Here are some of the key recommendations we make.

  1. When data is released after applying current ad-hoc de-identification methods, the privacy risks of re-identification are not just unknown but unknowable. This is in contrast to provable privacy techniques like differential privacy. We therefore call for a weak version of the precautionary approach in which the burden of proof falls on data releasers. We recommend that they should be incentivized not to default to full, public releases of datasets using ad hoc de-identification methods.
  2. Policy makers have several levers to influence data releases: research funding choices that incentivize collaboration between privacy theorists and practitioners, mandated transparency of re-identification risks, and innovation procurement—using government demand to drive the development and diffusion of advanced privacy technologies.
  3. Meanwhile, practitioners and policymakers have numerous pragmatic options for narrower releases of data. We present advice for six of the most common use cases for sharing data. Our thesis is that the problem of “what to do about re-identification” unravels once we stop looking for a one-size-fits-all solution, and in each of the six cases we propose a solution that is tailored, yet principled.
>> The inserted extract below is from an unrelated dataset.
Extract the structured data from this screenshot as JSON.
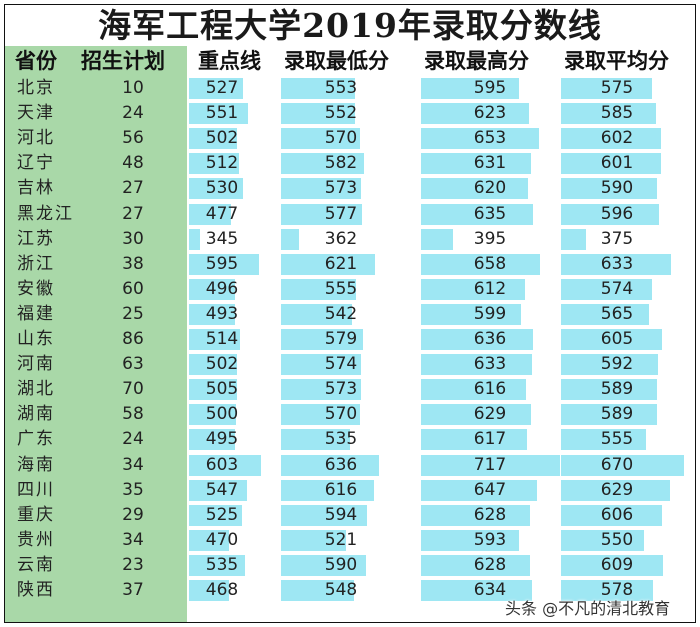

Our work draws from an earlier piece by Ed Felten and me last year titled “No silver bullet: De-identification still doesn’t work”. Building on the arguments we made there, we point out two nuances of re-identification that are often missed in the policy discussion. First, we explain why privacy risks exist even if re-identification doesn’t succeed in the stereotypical sense. Second, we draw a distinction between “broad” and “targeted” attacks which we’ve found to be a frequent source of confusion.

As datasets get larger, more connected, and capture ever more intimate details of our lives, getting data privacy right continues to gain in importance. While de-identification is often useful as an additional privacy measure, by itself it offers insufficient and unreliable privacy protection. It is crucial for data custodians, policy makers, and regulators to embrace a more technologically sound approach to big data privacy, and we hope that our recommendations will contribute to this shift.